68% voted to removed Zuck as Chairman
According to recent reports, some 68% of Facebook's independent, aka ordinary, investors who do not form part of the company's leadership voted for a proposal to remove Zuckerberg as the Chairman of the company.
They expressed concerns over the company's recent scandals, including Cambridge Analytica and election interference, and wanted an independent Chairman who could hold Zuckerberg and top management accountable for their faults.
Call to remove Zuck grows stronger
Notably, the call to remove Zuckerberg, who is also the founder and CEO of Facebook, as the Chairman has grown stronger since the last year when 51% of independent investors voted to get him removed.

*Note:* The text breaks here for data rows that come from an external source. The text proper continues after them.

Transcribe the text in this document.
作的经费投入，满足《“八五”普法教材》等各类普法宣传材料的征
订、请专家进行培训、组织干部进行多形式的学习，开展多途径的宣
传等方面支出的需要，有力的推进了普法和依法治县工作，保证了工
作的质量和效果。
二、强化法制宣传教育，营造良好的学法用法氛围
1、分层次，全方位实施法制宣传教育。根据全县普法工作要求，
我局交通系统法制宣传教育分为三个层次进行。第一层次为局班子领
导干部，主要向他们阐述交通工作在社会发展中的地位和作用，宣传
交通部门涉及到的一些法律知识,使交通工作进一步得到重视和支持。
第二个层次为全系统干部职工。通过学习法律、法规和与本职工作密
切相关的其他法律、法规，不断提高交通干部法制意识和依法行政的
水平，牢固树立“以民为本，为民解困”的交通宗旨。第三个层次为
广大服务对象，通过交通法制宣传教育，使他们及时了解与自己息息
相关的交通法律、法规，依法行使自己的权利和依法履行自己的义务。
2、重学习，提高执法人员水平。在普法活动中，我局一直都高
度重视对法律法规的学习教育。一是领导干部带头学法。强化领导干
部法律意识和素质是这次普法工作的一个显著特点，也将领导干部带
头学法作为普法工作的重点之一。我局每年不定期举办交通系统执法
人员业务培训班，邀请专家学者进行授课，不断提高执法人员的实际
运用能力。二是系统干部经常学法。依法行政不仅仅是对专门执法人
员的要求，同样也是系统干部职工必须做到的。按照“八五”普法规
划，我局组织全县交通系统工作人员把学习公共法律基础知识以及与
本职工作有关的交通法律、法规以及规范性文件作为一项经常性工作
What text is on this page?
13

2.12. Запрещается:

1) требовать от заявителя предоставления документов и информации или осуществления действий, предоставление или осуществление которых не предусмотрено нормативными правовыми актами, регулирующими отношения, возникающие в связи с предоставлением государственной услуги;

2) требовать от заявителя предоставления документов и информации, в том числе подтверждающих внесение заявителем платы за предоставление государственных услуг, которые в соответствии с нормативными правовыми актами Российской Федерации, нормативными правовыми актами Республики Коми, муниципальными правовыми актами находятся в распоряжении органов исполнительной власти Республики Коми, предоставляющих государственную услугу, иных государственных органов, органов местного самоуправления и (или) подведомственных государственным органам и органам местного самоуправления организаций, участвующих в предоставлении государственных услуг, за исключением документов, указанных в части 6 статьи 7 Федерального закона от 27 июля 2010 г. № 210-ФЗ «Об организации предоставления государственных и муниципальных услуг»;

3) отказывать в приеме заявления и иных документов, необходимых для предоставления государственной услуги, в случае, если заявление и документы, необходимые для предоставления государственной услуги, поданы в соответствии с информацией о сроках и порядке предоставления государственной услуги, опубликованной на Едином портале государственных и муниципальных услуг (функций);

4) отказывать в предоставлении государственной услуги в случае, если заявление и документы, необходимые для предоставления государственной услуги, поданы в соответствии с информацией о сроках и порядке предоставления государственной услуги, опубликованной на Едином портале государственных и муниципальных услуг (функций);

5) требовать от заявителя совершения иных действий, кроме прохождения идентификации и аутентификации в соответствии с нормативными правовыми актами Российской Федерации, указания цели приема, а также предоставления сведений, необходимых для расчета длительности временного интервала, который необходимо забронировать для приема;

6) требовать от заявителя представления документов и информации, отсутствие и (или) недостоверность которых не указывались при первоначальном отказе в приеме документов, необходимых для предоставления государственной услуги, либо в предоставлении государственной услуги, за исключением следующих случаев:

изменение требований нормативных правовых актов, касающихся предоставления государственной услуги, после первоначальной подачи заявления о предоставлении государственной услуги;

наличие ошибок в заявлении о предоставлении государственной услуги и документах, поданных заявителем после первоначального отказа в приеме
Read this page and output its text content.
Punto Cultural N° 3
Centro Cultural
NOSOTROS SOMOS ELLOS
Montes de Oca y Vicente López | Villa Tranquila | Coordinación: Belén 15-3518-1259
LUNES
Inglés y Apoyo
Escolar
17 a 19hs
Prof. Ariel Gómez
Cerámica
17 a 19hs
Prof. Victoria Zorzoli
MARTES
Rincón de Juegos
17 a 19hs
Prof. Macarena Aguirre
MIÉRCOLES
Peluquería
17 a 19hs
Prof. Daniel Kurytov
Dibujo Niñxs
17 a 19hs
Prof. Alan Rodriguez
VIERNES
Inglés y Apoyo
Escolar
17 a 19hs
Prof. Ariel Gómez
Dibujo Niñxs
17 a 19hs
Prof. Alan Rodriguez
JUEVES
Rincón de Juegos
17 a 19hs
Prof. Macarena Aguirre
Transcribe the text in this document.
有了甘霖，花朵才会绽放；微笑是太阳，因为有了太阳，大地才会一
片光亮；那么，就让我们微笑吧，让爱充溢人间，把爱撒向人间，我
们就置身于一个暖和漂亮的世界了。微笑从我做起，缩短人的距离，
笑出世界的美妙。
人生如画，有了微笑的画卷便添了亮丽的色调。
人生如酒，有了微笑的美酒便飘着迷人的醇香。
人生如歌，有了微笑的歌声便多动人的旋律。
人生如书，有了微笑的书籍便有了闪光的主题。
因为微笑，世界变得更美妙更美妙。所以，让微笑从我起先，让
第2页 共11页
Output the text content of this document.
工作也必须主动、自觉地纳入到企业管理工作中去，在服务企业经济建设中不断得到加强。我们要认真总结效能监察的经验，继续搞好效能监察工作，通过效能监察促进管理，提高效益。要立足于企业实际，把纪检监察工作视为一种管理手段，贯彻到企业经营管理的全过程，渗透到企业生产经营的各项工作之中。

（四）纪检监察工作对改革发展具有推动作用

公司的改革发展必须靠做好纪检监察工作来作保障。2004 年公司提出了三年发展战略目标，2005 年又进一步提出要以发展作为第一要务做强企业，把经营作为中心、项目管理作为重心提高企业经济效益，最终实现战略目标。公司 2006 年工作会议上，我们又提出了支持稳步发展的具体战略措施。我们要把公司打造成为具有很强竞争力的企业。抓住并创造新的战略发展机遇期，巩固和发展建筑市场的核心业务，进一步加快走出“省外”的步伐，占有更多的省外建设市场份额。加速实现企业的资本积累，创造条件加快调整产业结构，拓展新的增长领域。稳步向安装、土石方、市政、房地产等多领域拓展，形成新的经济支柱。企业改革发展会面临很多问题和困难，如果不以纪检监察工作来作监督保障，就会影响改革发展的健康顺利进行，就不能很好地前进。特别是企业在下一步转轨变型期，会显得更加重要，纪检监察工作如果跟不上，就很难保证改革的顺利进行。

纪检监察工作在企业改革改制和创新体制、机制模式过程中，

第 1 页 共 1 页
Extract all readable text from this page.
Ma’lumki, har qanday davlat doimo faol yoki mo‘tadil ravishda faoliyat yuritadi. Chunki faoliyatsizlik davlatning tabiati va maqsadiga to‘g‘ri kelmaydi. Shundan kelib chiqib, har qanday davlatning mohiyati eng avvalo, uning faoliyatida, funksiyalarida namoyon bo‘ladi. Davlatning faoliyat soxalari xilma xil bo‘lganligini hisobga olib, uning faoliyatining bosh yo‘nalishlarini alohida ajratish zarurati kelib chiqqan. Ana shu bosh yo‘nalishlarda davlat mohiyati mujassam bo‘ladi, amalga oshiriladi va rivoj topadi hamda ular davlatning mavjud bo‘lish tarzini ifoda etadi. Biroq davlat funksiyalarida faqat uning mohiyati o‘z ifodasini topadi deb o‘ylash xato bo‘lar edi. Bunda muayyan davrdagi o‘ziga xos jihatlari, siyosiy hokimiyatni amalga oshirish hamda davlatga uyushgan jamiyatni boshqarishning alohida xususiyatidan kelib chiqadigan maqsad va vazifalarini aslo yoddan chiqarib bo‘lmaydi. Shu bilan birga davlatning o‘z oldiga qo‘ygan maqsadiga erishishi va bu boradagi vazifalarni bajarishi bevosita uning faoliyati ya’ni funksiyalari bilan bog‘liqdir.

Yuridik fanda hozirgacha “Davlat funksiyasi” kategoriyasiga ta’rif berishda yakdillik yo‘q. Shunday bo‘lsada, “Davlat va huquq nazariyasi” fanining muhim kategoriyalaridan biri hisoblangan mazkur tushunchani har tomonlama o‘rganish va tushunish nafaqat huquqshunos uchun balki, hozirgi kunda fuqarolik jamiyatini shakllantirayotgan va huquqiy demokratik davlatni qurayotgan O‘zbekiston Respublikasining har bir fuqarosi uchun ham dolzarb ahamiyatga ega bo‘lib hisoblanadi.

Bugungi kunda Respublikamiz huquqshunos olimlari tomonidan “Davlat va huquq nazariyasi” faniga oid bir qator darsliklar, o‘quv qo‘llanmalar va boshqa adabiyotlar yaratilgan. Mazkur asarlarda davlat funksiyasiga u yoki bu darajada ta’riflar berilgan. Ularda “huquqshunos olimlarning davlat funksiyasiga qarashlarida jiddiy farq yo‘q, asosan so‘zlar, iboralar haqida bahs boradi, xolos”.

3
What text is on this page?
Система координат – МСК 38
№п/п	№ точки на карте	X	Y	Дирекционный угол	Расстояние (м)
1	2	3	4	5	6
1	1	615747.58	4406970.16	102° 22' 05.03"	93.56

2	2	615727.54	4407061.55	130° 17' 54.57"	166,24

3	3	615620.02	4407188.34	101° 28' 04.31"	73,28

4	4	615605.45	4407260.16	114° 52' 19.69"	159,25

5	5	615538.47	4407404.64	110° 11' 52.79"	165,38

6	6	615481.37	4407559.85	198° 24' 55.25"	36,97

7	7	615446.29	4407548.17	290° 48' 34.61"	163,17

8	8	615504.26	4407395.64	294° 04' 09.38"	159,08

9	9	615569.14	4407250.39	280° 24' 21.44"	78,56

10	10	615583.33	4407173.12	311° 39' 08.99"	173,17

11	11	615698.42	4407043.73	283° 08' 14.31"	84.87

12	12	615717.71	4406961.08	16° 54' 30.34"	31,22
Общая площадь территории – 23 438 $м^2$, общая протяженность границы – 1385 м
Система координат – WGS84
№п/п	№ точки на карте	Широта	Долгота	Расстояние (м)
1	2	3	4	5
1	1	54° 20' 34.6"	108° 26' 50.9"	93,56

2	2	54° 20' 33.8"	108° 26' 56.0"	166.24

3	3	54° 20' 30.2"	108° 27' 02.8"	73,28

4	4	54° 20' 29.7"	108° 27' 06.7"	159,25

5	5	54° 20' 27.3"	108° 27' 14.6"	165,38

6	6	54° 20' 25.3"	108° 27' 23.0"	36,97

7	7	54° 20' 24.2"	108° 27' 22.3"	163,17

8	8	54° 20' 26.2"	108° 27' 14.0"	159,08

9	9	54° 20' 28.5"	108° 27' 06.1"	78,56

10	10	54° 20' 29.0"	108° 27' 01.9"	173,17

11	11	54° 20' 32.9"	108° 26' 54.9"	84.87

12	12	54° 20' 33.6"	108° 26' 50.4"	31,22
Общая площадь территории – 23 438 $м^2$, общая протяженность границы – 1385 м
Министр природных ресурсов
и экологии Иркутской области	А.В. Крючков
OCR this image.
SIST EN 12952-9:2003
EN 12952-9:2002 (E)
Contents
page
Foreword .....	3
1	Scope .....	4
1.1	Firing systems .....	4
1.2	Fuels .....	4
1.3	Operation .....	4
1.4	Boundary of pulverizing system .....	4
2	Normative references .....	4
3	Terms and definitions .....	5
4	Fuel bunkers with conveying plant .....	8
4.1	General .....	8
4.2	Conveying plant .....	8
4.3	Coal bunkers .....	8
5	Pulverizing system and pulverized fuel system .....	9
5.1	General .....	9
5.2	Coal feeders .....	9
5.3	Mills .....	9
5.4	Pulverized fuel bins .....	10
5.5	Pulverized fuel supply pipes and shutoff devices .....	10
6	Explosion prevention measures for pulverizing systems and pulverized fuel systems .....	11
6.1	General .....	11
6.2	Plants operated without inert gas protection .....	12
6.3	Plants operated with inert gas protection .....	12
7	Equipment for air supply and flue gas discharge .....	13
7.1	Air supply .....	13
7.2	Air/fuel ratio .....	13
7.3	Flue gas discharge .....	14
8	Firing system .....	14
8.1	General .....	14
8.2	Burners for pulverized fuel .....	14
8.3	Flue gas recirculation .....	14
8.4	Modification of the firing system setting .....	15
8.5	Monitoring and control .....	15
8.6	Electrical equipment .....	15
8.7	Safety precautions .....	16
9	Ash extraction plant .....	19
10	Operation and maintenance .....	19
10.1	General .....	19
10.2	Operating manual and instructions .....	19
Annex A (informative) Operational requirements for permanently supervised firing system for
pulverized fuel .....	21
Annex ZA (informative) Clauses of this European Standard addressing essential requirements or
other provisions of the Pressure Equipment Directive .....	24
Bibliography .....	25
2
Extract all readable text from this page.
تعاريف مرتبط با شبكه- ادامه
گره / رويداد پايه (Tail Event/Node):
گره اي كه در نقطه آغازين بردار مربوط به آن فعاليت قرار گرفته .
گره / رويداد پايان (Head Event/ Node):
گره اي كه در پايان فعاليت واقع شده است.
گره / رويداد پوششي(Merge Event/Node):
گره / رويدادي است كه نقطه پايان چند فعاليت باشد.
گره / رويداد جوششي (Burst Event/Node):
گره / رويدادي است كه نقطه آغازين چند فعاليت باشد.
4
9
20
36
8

Investors also voted against dual-class shareholding structure
In addition to Zuck's ouster, some 83% of Facebook's outside shareholders voted against the dual-class structure of shareholding at the company.
Currently, outside investors hold Class-A shares, which give them the right of one vote per share.
However, Zuck and his top team have got Class-B shares, giving them the power of 10 votes for every single share.
This means removing Zuckerberg isn't easy
The share structure at Facebook makes it nearly impossible for outside shareholders to get Zuckerberg removed.
The Facebook boss and his top team hold 18% of total shares as Class-B, making up 70% of the voting power at the company.
Zuckerberg alone, in fact, holds 60% vote, meaning he can't be removed as long as he and his allies are on the same page.
Now, this is a problem
Despite shareholder's discontent, Zuckerberg staying in the loop is a sign of shaken corporate governance.
The investors want a change, but he voted down both of their proposals, maintaining his own dominance at the company.
"This level of support is rarely seen in shareholder proposals," Jonas Kron, who runs activist shareholder Trillium Asset Management told Business Insider, explaining the importance of this vote.